BP starts testing on leaky well cap in the Gulf

First of three openings closed, more tests of pressure will follow before possible end to disaster

Published July 14, 2010 11:03PM (EDT)

Oil giant BP started shutting off the flow of oil through a new cap on its busted well Wednesday, possibly coming within hours of stopping the gusher for the first time since April.

Company vice president Kent Wells said at a news briefing in Houston that BP has closed the first of three openings that have been letting oil flow through the a new cap. Wells said it will take hours before all three are closed.

At that point, what BP calls the official test of the well's capabilities begin, Wells said. The company will be monitoring pressure inside the device, in part to make sure no new leaks develop. They will review at six hour intervals over a 48-hour period whether the new cap works as planned.

National Incident Commander Thad Allen said that after the test, all the valves will be reopened and BP and federal officials will decide whether to close off the well again or keep it open, with the oil that pours out again being collected by vessels floating on the surface of the Gulf.

Allen said at a separate news conference in New Orleans that the decision to go ahead with testing came after a 24-hour delay prompted by an "overabundance of caution" about the effect the pressure could have on the leaking well.
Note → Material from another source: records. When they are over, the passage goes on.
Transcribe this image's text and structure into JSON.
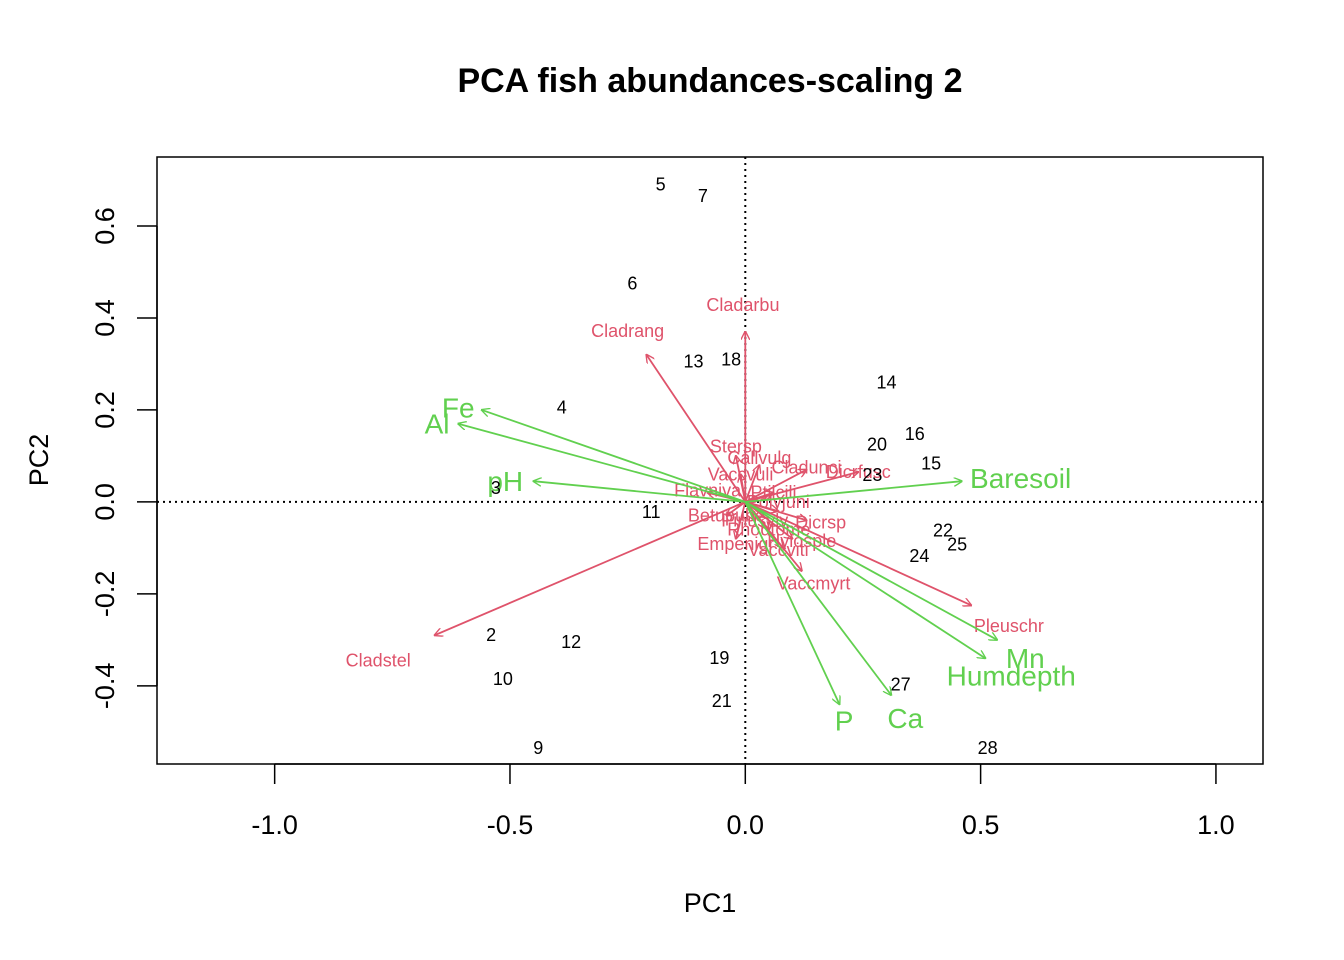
{
  "chart_data": {
    "type": "scatter",
    "title": "PCA fish abundances-scaling 2",
    "xlabel": "PC1",
    "ylabel": "PC2",
    "xlim": [
      -1.25,
      1.1
    ],
    "ylim": [
      -0.57,
      0.75
    ],
    "x_ticks": [
      -1.0,
      -0.5,
      0.0,
      0.5,
      1.0
    ],
    "x_tick_labels": [
      "-1.0",
      "-0.5",
      "0.0",
      "0.5",
      "1.0"
    ],
    "y_ticks": [
      -0.4,
      -0.2,
      0.0,
      0.2,
      0.4,
      0.6
    ],
    "y_tick_labels": [
      "-0.4",
      "-0.2",
      "0.0",
      "0.2",
      "0.4",
      "0.6"
    ],
    "reference_lines": {
      "x": 0,
      "y": 0,
      "style": "dotted"
    },
    "colors": {
      "species": "#DF536B",
      "environment": "#61D04F",
      "sites": "#000000"
    },
    "sites": [
      {
        "label": "5",
        "x": -0.18,
        "y": 0.69
      },
      {
        "label": "7",
        "x": -0.09,
        "y": 0.665
      },
      {
        "label": "6",
        "x": -0.24,
        "y": 0.475
      },
      {
        "label": "13",
        "x": -0.11,
        "y": 0.305
      },
      {
        "label": "18",
        "x": -0.03,
        "y": 0.31
      },
      {
        "label": "14",
        "x": 0.3,
        "y": 0.26
      },
      {
        "label": "4",
        "x": -0.39,
        "y": 0.205
      },
      {
        "label": "20",
        "x": 0.28,
        "y": 0.125
      },
      {
        "label": "16",
        "x": 0.36,
        "y": 0.148
      },
      {
        "label": "15",
        "x": 0.395,
        "y": 0.083
      },
      {
        "label": "23",
        "x": 0.27,
        "y": 0.058
      },
      {
        "label": "3",
        "x": -0.53,
        "y": 0.03
      },
      {
        "label": "11",
        "x": -0.2,
        "y": -0.022
      },
      {
        "label": "22",
        "x": 0.42,
        "y": -0.062
      },
      {
        "label": "25",
        "x": 0.45,
        "y": -0.093
      },
      {
        "label": "24",
        "x": 0.37,
        "y": -0.118
      },
      {
        "label": "2",
        "x": -0.54,
        "y": -0.29
      },
      {
        "label": "12",
        "x": -0.37,
        "y": -0.305
      },
      {
        "label": "10",
        "x": -0.515,
        "y": -0.385
      },
      {
        "label": "19",
        "x": -0.055,
        "y": -0.34
      },
      {
        "label": "27",
        "x": 0.33,
        "y": -0.397
      },
      {
        "label": "21",
        "x": -0.05,
        "y": -0.433
      },
      {
        "label": "9",
        "x": -0.44,
        "y": -0.535
      },
      {
        "label": "28",
        "x": 0.515,
        "y": -0.535
      }
    ],
    "species": [
      {
        "name": "Cladarbu",
        "x": 0.0,
        "y": 0.37,
        "label_x": -0.005,
        "label_y": 0.428
      },
      {
        "name": "Cladrang",
        "x": -0.21,
        "y": 0.32,
        "label_x": -0.25,
        "label_y": 0.372
      },
      {
        "name": "Cladstel",
        "x": -0.66,
        "y": -0.29,
        "label_x": -0.78,
        "label_y": -0.345
      },
      {
        "name": "Pleuschr",
        "x": 0.48,
        "y": -0.225,
        "label_x": 0.56,
        "label_y": -0.27
      },
      {
        "name": "Vaccmyrt",
        "x": 0.12,
        "y": -0.15,
        "label_x": 0.145,
        "label_y": -0.177
      },
      {
        "name": "Dicrfusc",
        "x": 0.24,
        "y": 0.065,
        "label_x": 0.24,
        "label_y": 0.065
      },
      {
        "name": "Stersp",
        "x": -0.02,
        "y": 0.1,
        "label_x": -0.02,
        "label_y": 0.12
      },
      {
        "name": "Callvulg",
        "x": 0.03,
        "y": 0.08,
        "label_x": 0.03,
        "label_y": 0.095
      },
      {
        "name": "Vaccvuli",
        "x": -0.01,
        "y": 0.06,
        "label_x": -0.01,
        "label_y": 0.06
      },
      {
        "name": "Cladunci",
        "x": 0.13,
        "y": 0.07,
        "label_x": 0.13,
        "label_y": 0.075
      },
      {
        "name": "Flavniva",
        "x": -0.08,
        "y": 0.02,
        "label_x": -0.08,
        "label_y": 0.025
      },
      {
        "name": "Polyjuni",
        "x": 0.07,
        "y": -0.02,
        "label_x": 0.07,
        "label_y": 0.0
      },
      {
        "name": "Dicrsp",
        "x": 0.13,
        "y": -0.04,
        "label_x": 0.16,
        "label_y": -0.045
      },
      {
        "name": "Hylosple",
        "x": 0.1,
        "y": -0.08,
        "label_x": 0.12,
        "label_y": -0.085
      },
      {
        "name": "Empenigr",
        "x": -0.02,
        "y": -0.08,
        "label_x": -0.02,
        "label_y": -0.092
      },
      {
        "name": "Vaccviti",
        "x": 0.08,
        "y": -0.1,
        "label_x": 0.07,
        "label_y": -0.105
      },
      {
        "name": "Betupube",
        "x": -0.04,
        "y": -0.03,
        "label_x": -0.04,
        "label_y": -0.03
      },
      {
        "name": "Pinusylv",
        "x": 0.02,
        "y": -0.04,
        "label_x": 0.02,
        "label_y": -0.04
      },
      {
        "name": "Rhodtome",
        "x": 0.05,
        "y": -0.06,
        "label_x": 0.05,
        "label_y": -0.06
      },
      {
        "name": "Ptilcili",
        "x": 0.06,
        "y": 0.02,
        "label_x": 0.06,
        "label_y": 0.02
      }
    ],
    "environment": [
      {
        "name": "Fe",
        "x": -0.56,
        "y": 0.2,
        "label_x": -0.61,
        "label_y": 0.205
      },
      {
        "name": "Al",
        "x": -0.61,
        "y": 0.17,
        "label_x": -0.655,
        "label_y": 0.17
      },
      {
        "name": "pH",
        "x": -0.45,
        "y": 0.045,
        "label_x": -0.51,
        "label_y": 0.045
      },
      {
        "name": "Baresoil",
        "x": 0.46,
        "y": 0.045,
        "label_x": 0.585,
        "label_y": 0.052
      },
      {
        "name": "Mn",
        "x": 0.535,
        "y": -0.3,
        "label_x": 0.595,
        "label_y": -0.34
      },
      {
        "name": "Humdepth",
        "x": 0.51,
        "y": -0.34,
        "label_x": 0.565,
        "label_y": -0.378
      },
      {
        "name": "P",
        "x": 0.2,
        "y": -0.44,
        "label_x": 0.21,
        "label_y": -0.475
      },
      {
        "name": "Ca",
        "x": 0.31,
        "y": -0.42,
        "label_x": 0.34,
        "label_y": -0.47
      }
    ]
  }
}
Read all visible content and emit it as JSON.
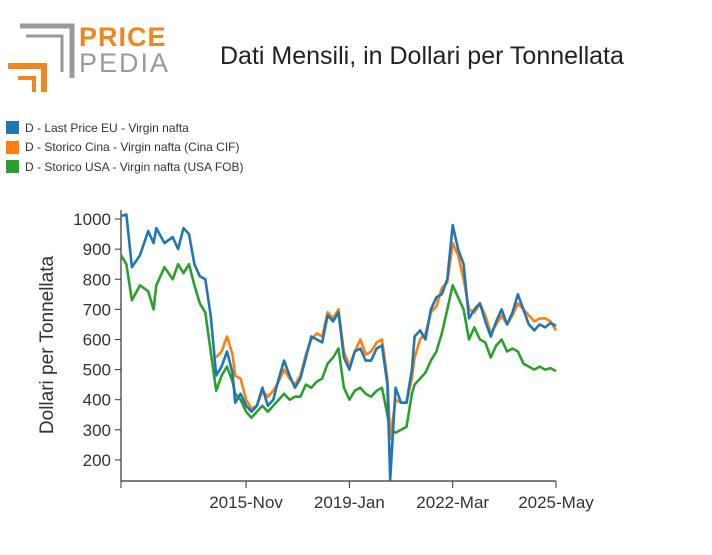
{
  "logo": {
    "word1": "PRICE",
    "word2": "PEDIA"
  },
  "colors": {
    "eu": "#1f77b4",
    "cina": "#ff7f0e",
    "usa": "#2ca02c",
    "logo_orange": "#f0861e",
    "logo_gray": "#9a9a9a"
  },
  "chart_data": {
    "type": "line",
    "title": "Dati Mensili, in Dollari per Tonnellata",
    "ylabel": "Dollari per Tonnellata",
    "xlabel": "",
    "ylim": [
      130,
      1030
    ],
    "yticks": [
      200,
      300,
      400,
      500,
      600,
      700,
      800,
      900,
      1000
    ],
    "xlim": [
      "2012-01",
      "2025-05"
    ],
    "xticks": [
      "2015-Nov",
      "2019-Jan",
      "2022-Mar",
      "2025-May"
    ],
    "legend_position": "top-left",
    "series": [
      {
        "name": "D - Last Price EU - Virgin nafta",
        "color": "#1f77b4",
        "points": [
          [
            "2012-01",
            1010
          ],
          [
            "2012-03",
            1015
          ],
          [
            "2012-05",
            840
          ],
          [
            "2012-08",
            880
          ],
          [
            "2012-11",
            960
          ],
          [
            "2013-01",
            920
          ],
          [
            "2013-02",
            970
          ],
          [
            "2013-05",
            920
          ],
          [
            "2013-08",
            940
          ],
          [
            "2013-10",
            900
          ],
          [
            "2013-12",
            970
          ],
          [
            "2014-02",
            950
          ],
          [
            "2014-04",
            850
          ],
          [
            "2014-06",
            810
          ],
          [
            "2014-08",
            800
          ],
          [
            "2014-10",
            680
          ],
          [
            "2014-12",
            480
          ],
          [
            "2015-02",
            510
          ],
          [
            "2015-04",
            560
          ],
          [
            "2015-06",
            490
          ],
          [
            "2015-07",
            390
          ],
          [
            "2015-09",
            420
          ],
          [
            "2015-11",
            380
          ],
          [
            "2016-01",
            360
          ],
          [
            "2016-03",
            380
          ],
          [
            "2016-05",
            440
          ],
          [
            "2016-07",
            380
          ],
          [
            "2016-09",
            400
          ],
          [
            "2016-11",
            470
          ],
          [
            "2017-01",
            530
          ],
          [
            "2017-03",
            480
          ],
          [
            "2017-05",
            440
          ],
          [
            "2017-07",
            470
          ],
          [
            "2017-09",
            540
          ],
          [
            "2017-11",
            610
          ],
          [
            "2018-01",
            600
          ],
          [
            "2018-03",
            590
          ],
          [
            "2018-05",
            680
          ],
          [
            "2018-07",
            660
          ],
          [
            "2018-09",
            690
          ],
          [
            "2018-11",
            540
          ],
          [
            "2019-01",
            500
          ],
          [
            "2019-03",
            560
          ],
          [
            "2019-05",
            570
          ],
          [
            "2019-07",
            530
          ],
          [
            "2019-09",
            530
          ],
          [
            "2019-11",
            570
          ],
          [
            "2020-01",
            580
          ],
          [
            "2020-03",
            450
          ],
          [
            "2020-04",
            135
          ],
          [
            "2020-06",
            440
          ],
          [
            "2020-08",
            390
          ],
          [
            "2020-10",
            390
          ],
          [
            "2020-12",
            500
          ],
          [
            "2021-01",
            610
          ],
          [
            "2021-03",
            630
          ],
          [
            "2021-05",
            600
          ],
          [
            "2021-07",
            700
          ],
          [
            "2021-09",
            740
          ],
          [
            "2021-11",
            750
          ],
          [
            "2022-01",
            800
          ],
          [
            "2022-03",
            980
          ],
          [
            "2022-05",
            900
          ],
          [
            "2022-07",
            850
          ],
          [
            "2022-09",
            670
          ],
          [
            "2022-11",
            700
          ],
          [
            "2023-01",
            720
          ],
          [
            "2023-03",
            660
          ],
          [
            "2023-05",
            610
          ],
          [
            "2023-07",
            660
          ],
          [
            "2023-09",
            700
          ],
          [
            "2023-11",
            650
          ],
          [
            "2024-01",
            690
          ],
          [
            "2024-03",
            750
          ],
          [
            "2024-05",
            700
          ],
          [
            "2024-07",
            650
          ],
          [
            "2024-09",
            630
          ],
          [
            "2024-11",
            650
          ],
          [
            "2025-01",
            640
          ],
          [
            "2025-03",
            655
          ],
          [
            "2025-05",
            645
          ]
        ]
      },
      {
        "name": "D - Storico Cina - Virgin nafta (Cina CIF)",
        "color": "#ff7f0e",
        "points": [
          [
            "2014-12",
            540
          ],
          [
            "2015-02",
            560
          ],
          [
            "2015-04",
            610
          ],
          [
            "2015-06",
            550
          ],
          [
            "2015-07",
            480
          ],
          [
            "2015-09",
            470
          ],
          [
            "2015-11",
            400
          ],
          [
            "2016-01",
            370
          ],
          [
            "2016-03",
            380
          ],
          [
            "2016-05",
            430
          ],
          [
            "2016-07",
            410
          ],
          [
            "2016-09",
            430
          ],
          [
            "2016-11",
            460
          ],
          [
            "2017-01",
            500
          ],
          [
            "2017-03",
            470
          ],
          [
            "2017-05",
            450
          ],
          [
            "2017-07",
            480
          ],
          [
            "2017-09",
            550
          ],
          [
            "2017-11",
            600
          ],
          [
            "2018-01",
            620
          ],
          [
            "2018-03",
            610
          ],
          [
            "2018-05",
            690
          ],
          [
            "2018-07",
            670
          ],
          [
            "2018-09",
            700
          ],
          [
            "2018-11",
            560
          ],
          [
            "2019-01",
            510
          ],
          [
            "2019-03",
            560
          ],
          [
            "2019-05",
            600
          ],
          [
            "2019-07",
            550
          ],
          [
            "2019-09",
            560
          ],
          [
            "2019-11",
            590
          ],
          [
            "2020-01",
            600
          ],
          [
            "2020-03",
            470
          ],
          [
            "2020-04",
            270
          ],
          [
            "2020-06",
            400
          ],
          [
            "2020-08",
            390
          ],
          [
            "2020-10",
            390
          ],
          [
            "2020-12",
            470
          ],
          [
            "2021-01",
            540
          ],
          [
            "2021-03",
            600
          ],
          [
            "2021-05",
            620
          ],
          [
            "2021-07",
            690
          ],
          [
            "2021-09",
            710
          ],
          [
            "2021-11",
            770
          ],
          [
            "2022-01",
            790
          ],
          [
            "2022-03",
            920
          ],
          [
            "2022-05",
            880
          ],
          [
            "2022-07",
            800
          ],
          [
            "2022-09",
            700
          ],
          [
            "2022-11",
            690
          ],
          [
            "2023-01",
            720
          ],
          [
            "2023-03",
            680
          ],
          [
            "2023-05",
            620
          ],
          [
            "2023-07",
            650
          ],
          [
            "2023-09",
            680
          ],
          [
            "2023-11",
            650
          ],
          [
            "2024-01",
            680
          ],
          [
            "2024-03",
            720
          ],
          [
            "2024-05",
            700
          ],
          [
            "2024-07",
            680
          ],
          [
            "2024-09",
            660
          ],
          [
            "2024-11",
            670
          ],
          [
            "2025-01",
            670
          ],
          [
            "2025-03",
            660
          ],
          [
            "2025-05",
            630
          ]
        ]
      },
      {
        "name": "D - Storico USA - Virgin nafta (USA FOB)",
        "color": "#2ca02c",
        "points": [
          [
            "2012-01",
            880
          ],
          [
            "2012-03",
            850
          ],
          [
            "2012-05",
            730
          ],
          [
            "2012-08",
            780
          ],
          [
            "2012-11",
            760
          ],
          [
            "2013-01",
            700
          ],
          [
            "2013-02",
            780
          ],
          [
            "2013-05",
            840
          ],
          [
            "2013-08",
            800
          ],
          [
            "2013-10",
            850
          ],
          [
            "2013-12",
            820
          ],
          [
            "2014-02",
            850
          ],
          [
            "2014-04",
            780
          ],
          [
            "2014-06",
            720
          ],
          [
            "2014-08",
            690
          ],
          [
            "2014-10",
            560
          ],
          [
            "2014-12",
            430
          ],
          [
            "2015-02",
            480
          ],
          [
            "2015-04",
            510
          ],
          [
            "2015-06",
            460
          ],
          [
            "2015-07",
            420
          ],
          [
            "2015-09",
            400
          ],
          [
            "2015-11",
            360
          ],
          [
            "2016-01",
            340
          ],
          [
            "2016-03",
            360
          ],
          [
            "2016-05",
            380
          ],
          [
            "2016-07",
            360
          ],
          [
            "2016-09",
            380
          ],
          [
            "2016-11",
            400
          ],
          [
            "2017-01",
            420
          ],
          [
            "2017-03",
            400
          ],
          [
            "2017-05",
            410
          ],
          [
            "2017-07",
            410
          ],
          [
            "2017-09",
            450
          ],
          [
            "2017-11",
            440
          ],
          [
            "2018-01",
            460
          ],
          [
            "2018-03",
            470
          ],
          [
            "2018-05",
            520
          ],
          [
            "2018-07",
            540
          ],
          [
            "2018-09",
            570
          ],
          [
            "2018-11",
            440
          ],
          [
            "2019-01",
            400
          ],
          [
            "2019-03",
            430
          ],
          [
            "2019-05",
            440
          ],
          [
            "2019-07",
            420
          ],
          [
            "2019-09",
            410
          ],
          [
            "2019-11",
            430
          ],
          [
            "2020-01",
            440
          ],
          [
            "2020-03",
            350
          ],
          [
            "2020-04",
            300
          ],
          [
            "2020-06",
            290
          ],
          [
            "2020-08",
            300
          ],
          [
            "2020-10",
            310
          ],
          [
            "2020-12",
            420
          ],
          [
            "2021-01",
            450
          ],
          [
            "2021-03",
            470
          ],
          [
            "2021-05",
            490
          ],
          [
            "2021-07",
            530
          ],
          [
            "2021-09",
            560
          ],
          [
            "2021-11",
            620
          ],
          [
            "2022-01",
            700
          ],
          [
            "2022-03",
            780
          ],
          [
            "2022-05",
            740
          ],
          [
            "2022-07",
            700
          ],
          [
            "2022-09",
            600
          ],
          [
            "2022-11",
            640
          ],
          [
            "2023-01",
            600
          ],
          [
            "2023-03",
            590
          ],
          [
            "2023-05",
            540
          ],
          [
            "2023-07",
            580
          ],
          [
            "2023-09",
            600
          ],
          [
            "2023-11",
            560
          ],
          [
            "2024-01",
            570
          ],
          [
            "2024-03",
            560
          ],
          [
            "2024-05",
            520
          ],
          [
            "2024-07",
            510
          ],
          [
            "2024-09",
            500
          ],
          [
            "2024-11",
            510
          ],
          [
            "2025-01",
            500
          ],
          [
            "2025-03",
            505
          ],
          [
            "2025-05",
            495
          ]
        ]
      }
    ]
  }
}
"This has been a substantial impact on our environment, this has been a substantial impact on the Gulf Coast, the people, the culture," Allen said. "What we didn't want to do is compound that problem by making an irreversible mistake."

Federal officials were concerned that the pressure could further damage the well, including below the seafloor. A mapping of the seafloor around the well allayed those fears, Allen said.

Scientists will be closely monitoring the pressure inside the well during the test. Higher pressures are good; they indicate there is one leak. But if pressure fails to rise above 6,000 pounds per square inch, that could mean there are more leaks deeper in the well.

Once all the openings in the cap are shut off, it will be the first time no oil has flowed into the Gulf since an explosion on the Deepwater Horizon on April 20 that killed 11 workers and began what has become one of the worst environmental disasters in U.S. history.